Saturday, April 13, 2013

The Car Industry

I like Volkswagen's branding, due to their ownership of multiple brands at different price points.


Unlike Mercedes or BMW, for instance, who risk diluting their brand as the move downmarket to sell cheaper and smaller cars.  Or Toyota, who created an upmarket car, but can't quite break into the luxury market...because its still a Toyota.  Always a bad idea to have your branding based on a single name.

Volkswagen have increased their European market share from 18% in 2005 to 24% in 2012, due to aggressive financing (e.g.: zero percent loans) and scale.

I took a look at their numbers.  It did not take long.  Although revenues and profits have increased nicely:


Free cashflow generation has been low.  Over the last ten years, the 73b profits generated has turned into just 9bn free cash flow:

The culprit is the finance/leasing part of the company.  Despite high capex - higher than depreciation - the Automobile production generated free cashflow every year.  But increased financing of new customers  drains most of the cash generated.
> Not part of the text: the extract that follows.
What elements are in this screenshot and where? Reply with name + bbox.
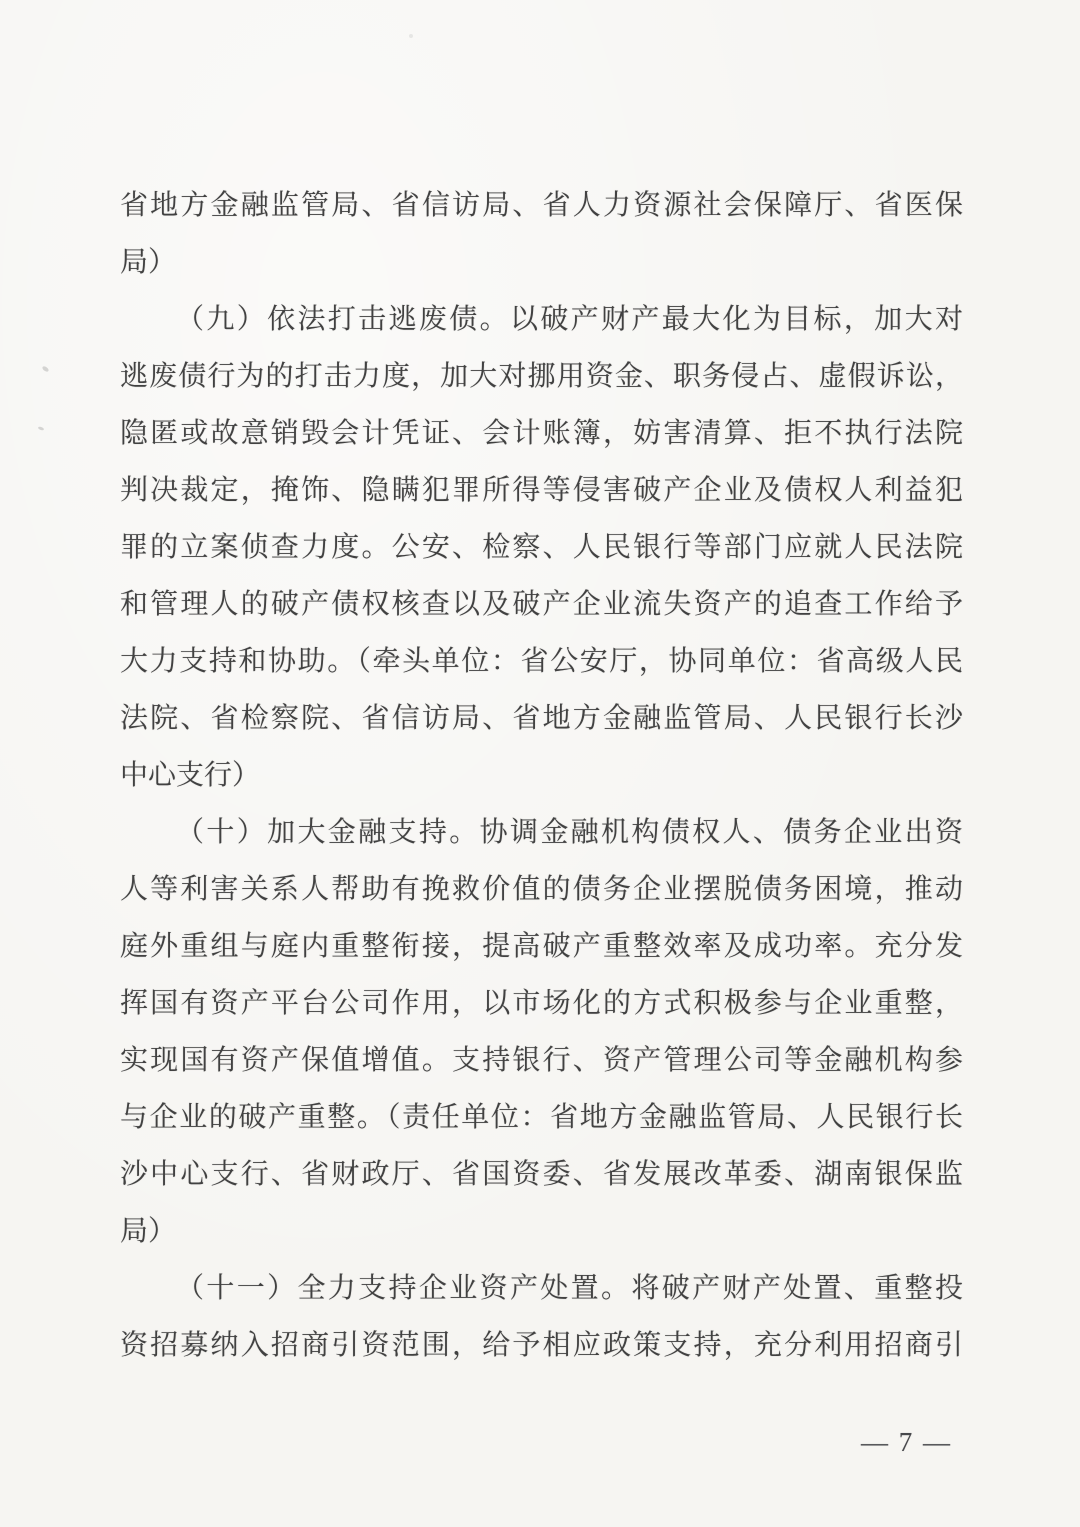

So the long term, increasing car sales consumes most of the cash generated.  As well as the normal drain on working-capital (increasing inventories/receivables), for cars, it also involves financing your customers to buy their vehicles, and building expensive factories.


An optimist could say that 37bn was spent over the past 10 years building the business:  it has quadrupled their revenue, and increased they profits 5 to 10 times.  But companies in other industries can do this and generate free cash flow while doing so (e.g.: Richemont, Coca Cola).

Volkswagen probably will not need to raise money from the stock market soon.   And they are probably better than their European competitors.  But they are the best of a bad lot. 

Toyota has a similar pattern.  Over the same 10 years, 8 trillion yen of profits (net income) turned into 280bn free cashflow consumed:

Again the problem is with the finance segment, though Toyota spent more of this on building up its fleet-for-lease, rather than on financing for buyers.

BMW is even worse, generating free cashflow in 2 of the past 10 years:


Daimler (Mercedes) over the past 8 years:


These are the best companies with the strongest brands in the industry.  The car industry looks like a lousy place to invest.